Uh-huh.” He picked up a phone receiver.

As I waited I turned to check out the waiting area. Plastic chairs were placed in rows. The morning light shone through the old stained-glass windows, casting colorful lights against the walls and floor.

A few people milled about, including a man in a bomber hat. He was at the drinking fountain, slurping like he hadn’t had water in weeks. One of the flaps on his bomber hat was missing, emphasizing his dirty ear. His tan coat was covered in stains, as were his pants. On his feet were slippers. When he’d had his fill of water, he shuffled over to a seat, the slippers’ plastic soles dragging against the concrete.

“Go in. The inmate is waiting for you.”

“Thank you,” I said, turning back and smiling at the balding man with rosy cheeks.

He smirked.

So he wasn’t the friendly sort.

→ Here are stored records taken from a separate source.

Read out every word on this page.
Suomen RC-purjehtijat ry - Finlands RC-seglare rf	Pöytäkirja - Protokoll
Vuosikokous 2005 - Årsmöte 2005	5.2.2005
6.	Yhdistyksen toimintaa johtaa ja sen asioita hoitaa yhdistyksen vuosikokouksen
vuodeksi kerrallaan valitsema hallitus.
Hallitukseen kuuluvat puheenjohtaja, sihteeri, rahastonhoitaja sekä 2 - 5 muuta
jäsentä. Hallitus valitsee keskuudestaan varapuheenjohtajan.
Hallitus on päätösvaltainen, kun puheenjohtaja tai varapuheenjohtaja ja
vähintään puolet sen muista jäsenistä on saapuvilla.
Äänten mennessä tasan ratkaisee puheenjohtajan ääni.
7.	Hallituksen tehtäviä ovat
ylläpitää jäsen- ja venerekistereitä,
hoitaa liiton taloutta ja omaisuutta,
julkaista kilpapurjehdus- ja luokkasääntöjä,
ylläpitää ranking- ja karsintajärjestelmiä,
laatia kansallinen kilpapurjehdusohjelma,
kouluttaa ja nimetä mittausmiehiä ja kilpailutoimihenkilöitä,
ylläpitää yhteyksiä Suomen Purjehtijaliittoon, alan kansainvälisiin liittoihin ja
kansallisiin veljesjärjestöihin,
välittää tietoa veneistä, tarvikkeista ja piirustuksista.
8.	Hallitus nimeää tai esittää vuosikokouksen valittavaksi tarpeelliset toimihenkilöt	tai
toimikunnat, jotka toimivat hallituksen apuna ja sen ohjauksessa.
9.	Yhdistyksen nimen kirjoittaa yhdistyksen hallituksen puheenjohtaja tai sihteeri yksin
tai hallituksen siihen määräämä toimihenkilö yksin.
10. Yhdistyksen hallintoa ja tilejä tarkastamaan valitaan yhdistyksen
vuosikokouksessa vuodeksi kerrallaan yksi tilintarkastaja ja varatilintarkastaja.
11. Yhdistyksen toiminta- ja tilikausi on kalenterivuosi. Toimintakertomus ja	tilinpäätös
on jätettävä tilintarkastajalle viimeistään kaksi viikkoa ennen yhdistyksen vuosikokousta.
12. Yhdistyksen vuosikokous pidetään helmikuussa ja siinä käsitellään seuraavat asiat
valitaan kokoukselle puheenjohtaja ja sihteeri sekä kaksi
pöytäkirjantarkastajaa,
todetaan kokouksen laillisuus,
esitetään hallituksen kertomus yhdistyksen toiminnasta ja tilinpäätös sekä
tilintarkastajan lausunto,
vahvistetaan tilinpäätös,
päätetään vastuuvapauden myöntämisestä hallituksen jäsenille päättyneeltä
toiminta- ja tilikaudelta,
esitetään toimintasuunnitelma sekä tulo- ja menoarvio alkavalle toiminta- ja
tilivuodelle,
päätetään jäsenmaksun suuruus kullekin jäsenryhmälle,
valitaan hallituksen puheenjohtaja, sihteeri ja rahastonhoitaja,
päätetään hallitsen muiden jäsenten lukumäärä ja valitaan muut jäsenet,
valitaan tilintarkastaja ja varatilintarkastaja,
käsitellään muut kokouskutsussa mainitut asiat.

I put my hand out, expecting him to hand me back my license, but the pudgy officer shook his head. “You’ll get it back when you’re finished.”

“Okay.” I stuck my wallet back in my purse and went to the steel door, grabbing the handle. The door clicked open. I went through.

“Leave your purse in one of those lockers. Shut the door, turn the orange key, take it out, and bring it to me. I’ll hold it until you return.” The female officer pointed toward a room filled with small steel lockers as she spoke.

I went over and did as she said, then handed her the key. She snapped a picture of me. “Name?” she asked without looking up.

“Katie.” I cleared my throat. “Um, Katie Jayne.”

She glanced up, her eyebrows arched in question. “That isn’t what it says in our system. Want to try again?”

I sighed. Damn my parents and their hippie-dippy ways.

“Name,” she repeated.

“Dandelion Katelyn Jayne,” I answered, feeling like a complete idiot.

The officer smiled, flashing a toothy grin. “Fucking parents, right?”

I nodded.

She typed a few more strokes on the keyboard and then said, “Come and stand on the shoe prints.” She got up and walked over to the edge of her desk. I saw the green shoe prints and stood. “Lift your arms and don’t move.”